Why it happens / is confusing: Blanket stickiness turned many harmless follow-up reads into primary traffic, including workflows that never needed session guarantees in the first place.
Clarification / Fix: Apply read-your-writes only to endpoints whose user contract requires it. For the middle ground, use token-aware wait-for-replica with a short timeout so replicas still carry most read volume when they are close behind.
Issue: After failover, some session tokens are rejected or cause confusing routing decisions.
Why it happens / is confusing: The token was tied to the old primary's local position format, and the new topology cannot compare it safely without an epoch or globally meaningful identifier.
Clarification / Fix: Use tokens that survive topology changes, such as GTID sets or timeline-aware commit positions, and test them in failover drills rather than assuming the same comparison logic still works after promotion.
Advanced Connections
Connection 1: 10.md made the projection table cheap to read; this lesson decides when replica reads of that projection are actually trustworthy
Incremental maintenance can keep desk_issuer_exposure_mv correct on the primary while replica routing still makes the dashboard look stale.
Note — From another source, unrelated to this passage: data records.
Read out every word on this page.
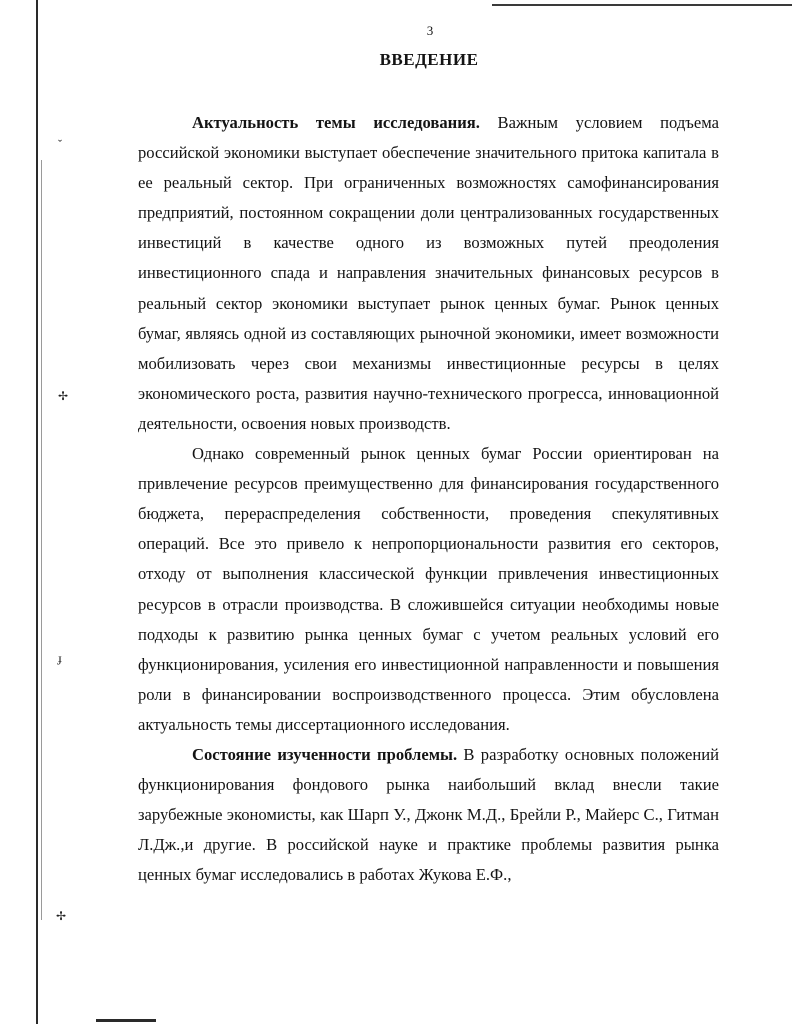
ˇ
✢
ɟ
✢
3
ВВЕДЕНИЕ

Актуальность темы исследования. Важным условием подъема российской экономики выступает обеспечение значительного притока капитала в ее реальный сектор. При ограниченных возможностях самофинансирования предприятий, постоянном сокращении доли централизованных государственных инвестиций в качестве одного из возможных путей преодоления инвестиционного спада и направления значительных финансовых ресурсов в реальный сектор экономики выступает рынок ценных бумаг. Рынок ценных бумаг, являясь одной из составляющих рыночной экономики, имеет возможности мобилизовать через свои механизмы инвестиционные ресурсы в целях экономического роста, развития научно-технического прогресса, инновационной деятельности, освоения новых производств.

Однако современный рынок ценных бумаг России ориентирован на привлечение ресурсов преимущественно для финансирования государственного бюджета, перераспределения собственности, проведения спекулятивных операций. Все это привело к непропорциональности развития его секторов, отходу от выполнения классической функции привлечения инвестиционных ресурсов в отрасли производства. В сложившейся ситуации необходимы новые подходы к развитию рынка ценных бумаг с учетом реальных условий его функционирования, усиления его инвестиционной направленности и повышения роли в финансировании воспроизводственного процесса. Этим обусловлена актуальность темы диссертационного исследования.

Состояние изученности проблемы. В разработку основных положений функционирования фондового рынка наибольший вклад внесли такие зарубежные экономисты, как Шарп У., Джонк М.Д., Брейли Р., Майерс С., Гитман Л.Дж.,и другие. В российской науке и практике проблемы развития рынка ценных бумаг исследовались в работах Жукова Е.Ф.,
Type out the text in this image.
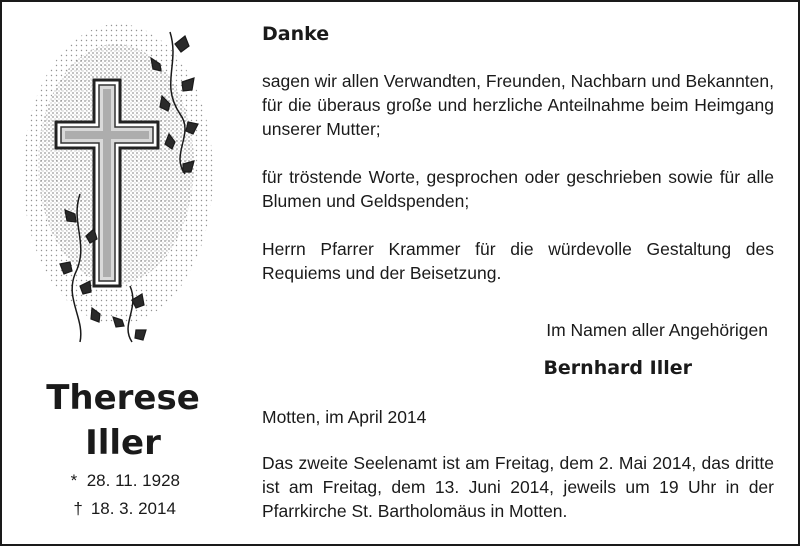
Therese
Iller
* 28. 11. 1928
† 18. 3. 2014
Danke

sagen wir allen Verwandten, Freunden, Nachbarn und Bekannten, für die überaus große und herzliche Anteilnahme beim Heimgang unserer Mutter;

für tröstende Worte, gesprochen oder geschrieben sowie für alle Blumen und Geldspenden;

Herrn Pfarrer Krammer für die würdevolle Gestaltung des Requiems und der Beisetzung.

Im Namen aller Angehörigen
Bernhard Iller
Motten, im April 2014

Das zweite Seelenamt ist am Freitag, dem 2. Mai 2014, das dritte ist am Freitag, dem 13. Juni 2014, jeweils um 19 Uhr in der Pfarrkirche St. Bartholomäus in Motten.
Derived-state maintenance and read freshness are separate contracts. Harbor Point needs both: the projection must be updated correctly, and the chosen read node must have replayed far enough to show the update.
Connection 2: 12.md extends the same freshness reasoning to global secondary indexes
A global secondary index is another structure maintained away from the base write path so that reads become cheaper later. Once Harbor Point spreads data across shards, the index may lag or update asynchronously. The same question returns in a new form: what visibility proof is required before a lookup through that structure can be treated as current?
Resources
Optional Deepening Resources
- [DOC] PostgreSQL Monitoring Statistics
- Focus: Interpret replication positions such as sent, written, flushed, and replayed LSNs when diagnosing why a replica still serves stale reads.
- [DOC] MySQL Replication with GTIDs
- Focus: See how GTIDs provide a portable commit token for routing or waiting on session-sensitive reads.
- [DOC] MongoDB Causal Consistency
- Focus: Study a production API that exposes read-your-writes and monotonic reads as session guarantees rather than assuming every replica is equally current.
- [DOC] CockroachDB Follower Reads
- Focus: Compare explicit bounded-staleness reads with session-consistent or primary-only paths.
Key Insights
- A replica serves a position in history, not "the database in general" - Freshness depends on how far replay has advanced, not on the existence of a replica endpoint.
- Read-your-writes is enforced with proof, not optimism - Commit tokens let the router compare what a session needs against what a replica has already applied.
- Read scale improves when freshness classes are explicit - Primary-only, session-consistent, and bounded-stale paths each have a valid place, but only when the application names the contract clearly.